Lt. Cowgill (center, second row) and friends with R-4 on floating aircraft repair unit (ARU) off the Philippines in 1945.

They were known as the "Ivory Soap" pilots and they were among the pioneers of helicopter medevac. And now the last of that group has passed away. Bob Cowgill, the last of five Army Air Force pilots who flew 70 soldiers to safety during the WW II Ivory Soap rescues in the Philippines, died in Port Townsend, Washington, June 13, 2003 at the age of 79.

Ivory Soap was the code name for a project during World War II that took Liberty Ships and outfitted them to conduct aviation repair in the Pacific theater. Among the things they carried were Sikorsky helicopters.

During June of 1945, the five aviators flew Sikorsky R-4 and R-6 helicopters into a combat zone in the Philippines to bring injured soldiers out for medical treatment, often under fire. Many were the first cases flown with external litters welded in-theater to the side of the R-6 airframe. Details of the missions remained classified for decades.

Cowgill graduated from the University of Washington with a degree in aeronautical engineering and became an Army Aviator. After the war, he went with Hiller Helicopters, where he became he chief flight test engineer. In 1968 he left aerospace engineering and became an authority on Pacific Northwest coastal Native American art and history. He developed a large collection of art, artifacts and books and devoted the last 35 years of his life to carving pieces inspired by that culture.
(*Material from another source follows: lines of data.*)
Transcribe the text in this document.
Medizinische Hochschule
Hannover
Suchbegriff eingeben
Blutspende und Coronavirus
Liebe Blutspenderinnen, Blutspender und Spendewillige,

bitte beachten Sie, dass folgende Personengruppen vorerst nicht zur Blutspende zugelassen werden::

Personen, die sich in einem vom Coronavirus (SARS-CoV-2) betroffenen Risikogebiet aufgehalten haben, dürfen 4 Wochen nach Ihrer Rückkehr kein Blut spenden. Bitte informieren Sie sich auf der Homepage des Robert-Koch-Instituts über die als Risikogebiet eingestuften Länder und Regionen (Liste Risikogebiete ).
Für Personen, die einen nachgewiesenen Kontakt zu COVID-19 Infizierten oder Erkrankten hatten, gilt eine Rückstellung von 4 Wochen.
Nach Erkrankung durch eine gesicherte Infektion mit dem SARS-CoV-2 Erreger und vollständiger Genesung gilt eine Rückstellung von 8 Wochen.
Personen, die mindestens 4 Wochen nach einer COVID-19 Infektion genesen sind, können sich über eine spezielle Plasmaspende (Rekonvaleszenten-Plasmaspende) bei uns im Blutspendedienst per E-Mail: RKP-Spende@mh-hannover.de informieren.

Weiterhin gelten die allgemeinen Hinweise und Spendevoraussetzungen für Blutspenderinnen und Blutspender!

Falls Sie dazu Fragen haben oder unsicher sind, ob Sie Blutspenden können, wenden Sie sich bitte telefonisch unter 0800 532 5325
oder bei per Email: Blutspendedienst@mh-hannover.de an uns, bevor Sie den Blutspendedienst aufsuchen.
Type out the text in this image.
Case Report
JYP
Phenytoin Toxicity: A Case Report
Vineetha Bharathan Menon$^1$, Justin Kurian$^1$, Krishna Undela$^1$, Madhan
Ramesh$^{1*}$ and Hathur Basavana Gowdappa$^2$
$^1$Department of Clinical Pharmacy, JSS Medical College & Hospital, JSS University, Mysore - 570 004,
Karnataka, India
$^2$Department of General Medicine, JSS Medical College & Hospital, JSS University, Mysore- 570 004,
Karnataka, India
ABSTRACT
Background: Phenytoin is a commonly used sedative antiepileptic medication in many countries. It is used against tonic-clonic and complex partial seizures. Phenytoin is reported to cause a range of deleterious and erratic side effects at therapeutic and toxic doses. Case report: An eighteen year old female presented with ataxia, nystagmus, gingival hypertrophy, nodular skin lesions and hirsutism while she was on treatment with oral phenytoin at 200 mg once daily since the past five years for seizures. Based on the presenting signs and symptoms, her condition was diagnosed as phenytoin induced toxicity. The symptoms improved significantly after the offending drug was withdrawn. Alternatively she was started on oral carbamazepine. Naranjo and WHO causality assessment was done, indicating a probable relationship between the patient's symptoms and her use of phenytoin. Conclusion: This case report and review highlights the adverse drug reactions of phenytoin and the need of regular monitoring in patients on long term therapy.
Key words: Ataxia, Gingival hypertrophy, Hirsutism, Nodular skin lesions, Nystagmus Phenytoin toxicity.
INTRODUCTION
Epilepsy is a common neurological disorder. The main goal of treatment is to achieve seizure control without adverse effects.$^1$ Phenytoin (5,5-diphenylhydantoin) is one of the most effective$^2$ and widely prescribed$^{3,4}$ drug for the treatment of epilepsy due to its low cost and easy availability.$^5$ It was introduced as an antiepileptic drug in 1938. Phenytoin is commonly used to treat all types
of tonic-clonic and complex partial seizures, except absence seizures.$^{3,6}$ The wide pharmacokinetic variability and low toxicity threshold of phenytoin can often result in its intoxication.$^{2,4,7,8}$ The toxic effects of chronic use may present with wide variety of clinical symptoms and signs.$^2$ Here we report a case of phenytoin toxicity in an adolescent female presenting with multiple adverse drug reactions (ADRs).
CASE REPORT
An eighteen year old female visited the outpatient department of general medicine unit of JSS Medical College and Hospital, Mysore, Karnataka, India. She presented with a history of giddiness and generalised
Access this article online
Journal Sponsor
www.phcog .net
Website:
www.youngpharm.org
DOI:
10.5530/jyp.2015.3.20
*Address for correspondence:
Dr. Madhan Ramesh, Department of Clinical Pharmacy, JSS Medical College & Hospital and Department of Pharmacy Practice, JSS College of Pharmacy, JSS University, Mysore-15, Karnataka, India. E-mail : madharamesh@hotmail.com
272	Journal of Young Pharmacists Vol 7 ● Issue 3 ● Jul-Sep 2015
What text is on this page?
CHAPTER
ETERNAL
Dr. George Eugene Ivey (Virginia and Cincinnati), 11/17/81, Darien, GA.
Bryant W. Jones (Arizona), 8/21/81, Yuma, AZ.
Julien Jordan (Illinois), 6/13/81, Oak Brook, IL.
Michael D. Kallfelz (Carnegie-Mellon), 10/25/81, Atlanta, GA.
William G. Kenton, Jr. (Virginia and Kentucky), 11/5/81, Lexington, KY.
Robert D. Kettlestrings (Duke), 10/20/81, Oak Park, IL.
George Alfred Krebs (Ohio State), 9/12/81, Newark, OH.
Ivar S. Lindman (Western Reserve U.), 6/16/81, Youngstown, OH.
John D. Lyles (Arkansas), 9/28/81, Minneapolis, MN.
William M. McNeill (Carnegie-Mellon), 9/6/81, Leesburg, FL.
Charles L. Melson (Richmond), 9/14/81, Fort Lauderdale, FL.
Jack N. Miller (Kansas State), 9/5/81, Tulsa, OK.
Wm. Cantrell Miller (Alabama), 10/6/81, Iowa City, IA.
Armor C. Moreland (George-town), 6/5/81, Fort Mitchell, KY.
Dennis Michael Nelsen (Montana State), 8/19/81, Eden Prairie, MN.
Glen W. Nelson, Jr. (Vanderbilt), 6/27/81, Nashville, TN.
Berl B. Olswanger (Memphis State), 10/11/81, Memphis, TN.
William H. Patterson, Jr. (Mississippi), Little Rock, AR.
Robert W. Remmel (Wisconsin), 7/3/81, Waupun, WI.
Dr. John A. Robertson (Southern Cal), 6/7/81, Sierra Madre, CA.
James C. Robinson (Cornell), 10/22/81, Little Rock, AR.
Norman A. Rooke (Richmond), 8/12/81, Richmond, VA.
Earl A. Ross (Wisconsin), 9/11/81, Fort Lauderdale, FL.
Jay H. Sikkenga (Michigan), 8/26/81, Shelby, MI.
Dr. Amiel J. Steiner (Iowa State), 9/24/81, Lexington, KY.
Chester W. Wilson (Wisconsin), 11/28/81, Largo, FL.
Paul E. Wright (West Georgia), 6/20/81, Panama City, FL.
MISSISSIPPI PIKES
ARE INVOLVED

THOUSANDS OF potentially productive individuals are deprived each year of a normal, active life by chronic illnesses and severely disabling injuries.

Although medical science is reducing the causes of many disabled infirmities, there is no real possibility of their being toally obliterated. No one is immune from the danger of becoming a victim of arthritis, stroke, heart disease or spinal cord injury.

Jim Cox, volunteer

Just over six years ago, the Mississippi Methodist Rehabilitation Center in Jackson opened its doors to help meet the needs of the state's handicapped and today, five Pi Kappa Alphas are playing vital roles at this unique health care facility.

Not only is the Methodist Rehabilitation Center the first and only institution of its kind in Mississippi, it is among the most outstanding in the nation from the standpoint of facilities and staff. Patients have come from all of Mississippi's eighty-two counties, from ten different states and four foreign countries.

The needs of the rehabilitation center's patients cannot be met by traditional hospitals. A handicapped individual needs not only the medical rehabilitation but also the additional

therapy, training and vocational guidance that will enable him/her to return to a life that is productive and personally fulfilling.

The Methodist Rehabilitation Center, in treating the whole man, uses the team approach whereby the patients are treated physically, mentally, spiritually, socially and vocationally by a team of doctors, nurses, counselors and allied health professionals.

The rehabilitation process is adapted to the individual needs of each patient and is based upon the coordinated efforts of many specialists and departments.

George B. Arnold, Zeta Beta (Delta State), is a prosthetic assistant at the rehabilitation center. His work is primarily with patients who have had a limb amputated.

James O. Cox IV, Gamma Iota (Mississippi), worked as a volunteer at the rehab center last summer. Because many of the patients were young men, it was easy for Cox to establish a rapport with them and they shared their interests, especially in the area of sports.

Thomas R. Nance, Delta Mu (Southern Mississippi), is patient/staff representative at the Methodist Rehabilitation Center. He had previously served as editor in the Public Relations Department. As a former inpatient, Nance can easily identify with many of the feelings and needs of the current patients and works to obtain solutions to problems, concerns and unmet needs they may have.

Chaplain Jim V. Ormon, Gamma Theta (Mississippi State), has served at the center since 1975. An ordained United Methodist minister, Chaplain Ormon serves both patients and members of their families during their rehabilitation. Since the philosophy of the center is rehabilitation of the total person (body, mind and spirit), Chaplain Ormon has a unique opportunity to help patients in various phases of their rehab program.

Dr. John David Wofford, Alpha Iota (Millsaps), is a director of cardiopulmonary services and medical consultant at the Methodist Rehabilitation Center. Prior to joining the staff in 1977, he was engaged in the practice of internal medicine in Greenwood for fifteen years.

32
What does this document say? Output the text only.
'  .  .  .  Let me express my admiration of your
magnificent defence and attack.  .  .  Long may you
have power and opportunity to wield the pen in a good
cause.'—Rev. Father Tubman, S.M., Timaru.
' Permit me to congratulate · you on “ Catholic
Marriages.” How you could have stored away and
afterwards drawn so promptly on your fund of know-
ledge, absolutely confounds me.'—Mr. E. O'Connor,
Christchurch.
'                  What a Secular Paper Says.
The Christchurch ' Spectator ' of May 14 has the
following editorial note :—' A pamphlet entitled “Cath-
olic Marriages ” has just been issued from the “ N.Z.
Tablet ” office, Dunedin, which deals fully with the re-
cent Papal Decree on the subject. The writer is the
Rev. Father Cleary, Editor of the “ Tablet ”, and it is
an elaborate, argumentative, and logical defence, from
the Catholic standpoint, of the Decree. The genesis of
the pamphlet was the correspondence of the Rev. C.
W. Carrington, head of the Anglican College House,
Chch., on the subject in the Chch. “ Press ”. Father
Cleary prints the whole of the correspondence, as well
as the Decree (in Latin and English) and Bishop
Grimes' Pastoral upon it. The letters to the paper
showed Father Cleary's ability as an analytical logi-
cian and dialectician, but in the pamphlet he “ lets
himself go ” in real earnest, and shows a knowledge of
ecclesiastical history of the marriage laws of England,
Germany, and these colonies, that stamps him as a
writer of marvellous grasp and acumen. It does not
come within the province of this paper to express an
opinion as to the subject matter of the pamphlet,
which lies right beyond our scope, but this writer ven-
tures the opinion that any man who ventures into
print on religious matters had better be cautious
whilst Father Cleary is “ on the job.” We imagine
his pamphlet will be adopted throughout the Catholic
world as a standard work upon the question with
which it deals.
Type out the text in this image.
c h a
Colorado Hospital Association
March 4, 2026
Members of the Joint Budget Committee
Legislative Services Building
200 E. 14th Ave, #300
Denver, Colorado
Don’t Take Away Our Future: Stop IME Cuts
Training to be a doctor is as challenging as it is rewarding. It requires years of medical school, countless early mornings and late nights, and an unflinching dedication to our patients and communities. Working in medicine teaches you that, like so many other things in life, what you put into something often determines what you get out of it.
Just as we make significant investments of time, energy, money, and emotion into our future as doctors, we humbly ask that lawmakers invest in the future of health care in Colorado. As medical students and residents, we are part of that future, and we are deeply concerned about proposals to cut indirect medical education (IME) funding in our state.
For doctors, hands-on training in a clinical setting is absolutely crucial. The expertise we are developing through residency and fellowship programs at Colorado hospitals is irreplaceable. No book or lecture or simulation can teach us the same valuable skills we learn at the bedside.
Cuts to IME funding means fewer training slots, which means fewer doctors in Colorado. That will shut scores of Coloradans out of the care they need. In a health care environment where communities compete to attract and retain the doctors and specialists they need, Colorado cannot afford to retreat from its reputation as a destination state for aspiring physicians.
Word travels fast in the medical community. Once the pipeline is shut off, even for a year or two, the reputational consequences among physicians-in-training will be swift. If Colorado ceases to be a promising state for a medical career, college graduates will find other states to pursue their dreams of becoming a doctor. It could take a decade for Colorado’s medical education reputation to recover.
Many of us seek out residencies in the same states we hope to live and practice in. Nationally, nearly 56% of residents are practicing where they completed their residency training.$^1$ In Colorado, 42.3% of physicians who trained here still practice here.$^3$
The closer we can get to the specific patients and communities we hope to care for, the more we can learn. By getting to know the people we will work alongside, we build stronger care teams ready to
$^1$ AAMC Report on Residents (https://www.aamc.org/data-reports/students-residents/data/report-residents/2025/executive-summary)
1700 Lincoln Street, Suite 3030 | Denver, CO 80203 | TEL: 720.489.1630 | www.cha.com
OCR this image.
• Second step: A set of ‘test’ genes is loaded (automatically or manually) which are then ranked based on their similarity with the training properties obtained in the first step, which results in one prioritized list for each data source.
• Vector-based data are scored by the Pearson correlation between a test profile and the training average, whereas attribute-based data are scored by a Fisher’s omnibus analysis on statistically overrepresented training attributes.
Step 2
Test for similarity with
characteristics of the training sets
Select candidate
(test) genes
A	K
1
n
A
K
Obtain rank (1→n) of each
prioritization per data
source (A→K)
His art was the subject of a major retrospective exhibit this year.

He was modest about his unit's World War II achievements that helped validate Igor Sikorsky's dream of how the helicopter would be used.

In April of 2003 Cowgill finally received recognition for his role in medical evacuations in the Philippines, receiving an Air Medal. He was awarded the Sikorsky Winged-S Rescue Award in 2001 after his unit's exploits came to light. "I know what we did and I've always been proud of it. That's good enough for me," he told the Port Townsend Leader newspaper last year.



Lt. Cowgill in the cockpit of an R-4 on Okinawa in 1945.